Electron Transfer in Nitrogenase Analyzed by Marcus Theory: Evidence for Gating by MgATP

Abstract

Nitrogenase-catalyzed substrate reduction reactions require electron transfer between two component proteins, the iron (Fe) protein and the molybdenum−iron (MoFe) protein, in a reaction that is coupled to the hydrolysis of MgATP. In the present work, electron transfer (Marcus) theory has been applied to nitrogenase electron transfer reactions to gain insights into possible roles for MgATP in this reaction. Evidence is presented indicating that an event associated with either MgATP binding or hydrolysis acts to gate electron transfer between the two component proteins.
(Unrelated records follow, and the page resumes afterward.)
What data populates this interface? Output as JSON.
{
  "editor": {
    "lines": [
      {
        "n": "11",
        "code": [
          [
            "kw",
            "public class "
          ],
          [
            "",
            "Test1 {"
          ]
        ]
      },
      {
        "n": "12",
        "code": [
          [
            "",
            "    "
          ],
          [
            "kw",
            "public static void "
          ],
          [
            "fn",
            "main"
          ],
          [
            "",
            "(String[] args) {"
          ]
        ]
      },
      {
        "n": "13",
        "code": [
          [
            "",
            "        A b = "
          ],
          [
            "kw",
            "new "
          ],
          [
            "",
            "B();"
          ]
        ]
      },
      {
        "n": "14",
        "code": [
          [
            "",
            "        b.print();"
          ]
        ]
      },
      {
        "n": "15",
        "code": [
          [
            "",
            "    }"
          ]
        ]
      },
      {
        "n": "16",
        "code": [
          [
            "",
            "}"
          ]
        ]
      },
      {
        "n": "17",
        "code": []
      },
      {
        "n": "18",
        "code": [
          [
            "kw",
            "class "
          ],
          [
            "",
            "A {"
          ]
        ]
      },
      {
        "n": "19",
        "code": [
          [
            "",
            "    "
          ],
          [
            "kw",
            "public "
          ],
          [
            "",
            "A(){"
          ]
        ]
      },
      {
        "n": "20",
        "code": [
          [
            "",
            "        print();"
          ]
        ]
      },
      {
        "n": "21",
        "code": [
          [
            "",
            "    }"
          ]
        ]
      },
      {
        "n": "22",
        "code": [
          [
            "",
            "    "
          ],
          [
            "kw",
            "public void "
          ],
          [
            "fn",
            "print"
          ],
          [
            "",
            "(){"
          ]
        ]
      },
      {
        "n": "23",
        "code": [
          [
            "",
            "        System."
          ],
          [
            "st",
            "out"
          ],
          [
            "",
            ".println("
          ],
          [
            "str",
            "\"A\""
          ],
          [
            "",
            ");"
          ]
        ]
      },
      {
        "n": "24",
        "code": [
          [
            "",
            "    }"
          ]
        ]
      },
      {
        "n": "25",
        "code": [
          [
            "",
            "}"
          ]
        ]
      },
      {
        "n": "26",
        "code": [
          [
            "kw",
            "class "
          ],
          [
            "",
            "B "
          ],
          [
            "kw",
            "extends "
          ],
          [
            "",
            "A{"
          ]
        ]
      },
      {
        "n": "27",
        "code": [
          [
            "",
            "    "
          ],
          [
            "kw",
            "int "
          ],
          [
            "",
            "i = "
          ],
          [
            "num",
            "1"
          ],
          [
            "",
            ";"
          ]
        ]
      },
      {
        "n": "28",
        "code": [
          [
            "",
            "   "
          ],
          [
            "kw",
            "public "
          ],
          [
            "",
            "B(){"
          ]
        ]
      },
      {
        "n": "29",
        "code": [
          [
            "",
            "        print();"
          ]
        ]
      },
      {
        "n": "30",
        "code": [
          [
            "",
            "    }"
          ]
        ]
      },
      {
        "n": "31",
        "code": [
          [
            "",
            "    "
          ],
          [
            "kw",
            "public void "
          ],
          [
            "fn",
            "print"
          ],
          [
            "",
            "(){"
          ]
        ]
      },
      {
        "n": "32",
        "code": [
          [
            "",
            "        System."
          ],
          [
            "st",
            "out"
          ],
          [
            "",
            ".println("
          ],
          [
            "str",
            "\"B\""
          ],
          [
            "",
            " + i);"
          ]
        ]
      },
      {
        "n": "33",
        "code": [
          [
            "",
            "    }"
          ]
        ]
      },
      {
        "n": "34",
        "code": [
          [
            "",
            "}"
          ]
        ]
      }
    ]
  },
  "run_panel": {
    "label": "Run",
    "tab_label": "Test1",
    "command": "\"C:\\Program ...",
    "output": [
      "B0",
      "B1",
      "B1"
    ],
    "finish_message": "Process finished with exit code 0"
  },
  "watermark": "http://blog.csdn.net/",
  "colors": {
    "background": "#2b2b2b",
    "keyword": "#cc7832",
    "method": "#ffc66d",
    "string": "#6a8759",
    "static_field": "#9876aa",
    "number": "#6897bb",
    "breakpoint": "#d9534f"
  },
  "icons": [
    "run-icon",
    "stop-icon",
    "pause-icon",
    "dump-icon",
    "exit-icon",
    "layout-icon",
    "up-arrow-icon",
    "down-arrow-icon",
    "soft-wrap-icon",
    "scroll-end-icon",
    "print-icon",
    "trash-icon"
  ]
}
In addition, evidence is presented that the reaction mechanism can be fundamentally changed such that electron transfer becomes rate-limiting by the alteration of a single amino acid within the nitrogenase Fe protein (deletion of Leu 127, L127Δ). These studies utilized the temperature dependence of intercomponent electron transfer within two different nitrogenase complexes: the wild-type nitrogenase complex that requires MgATP for electron transfer and the L127Δ Fe protein−MoFe protein complex that does not require MgATP for electron transfer. It was found that the wild-type nitrogenase electron transfer reaction did not conform to Marcus theory, suggesting that an adiabatic event associated with MgATP interaction precedes electron transfer and is rate-limiting. Application of transition state theory provided activation parameters for this rate-limiting step. In contrast, electron transfer from the L127Δ Fe protein variant to the MoFe protein (which does not require MgATP hydrolysis) was found to be described by Marcus theory, indicating that electron transfer was rate-limiting. Marcus parameters were determined for this reaction with a reorganization energy (λ) of 2.4 eV, a coupling constant (H_AB) of 0.9 cm^-1, a free energy change (ΔG‘°) of −22.0 kJ/mol, and a donor−acceptor distance (r) of 14 Å. These values are consistent with parameters deduced for electron transfer reactions in other protein−protein systems where electron transfer is rate-limiting. Finally, the electron transfer reaction within the L127Δ Fe protein−MoFe protein complex was found to be reversible. These results are discussed in the context of models for how MgATP interactions might be coupled to electron transfer in nitrogenase.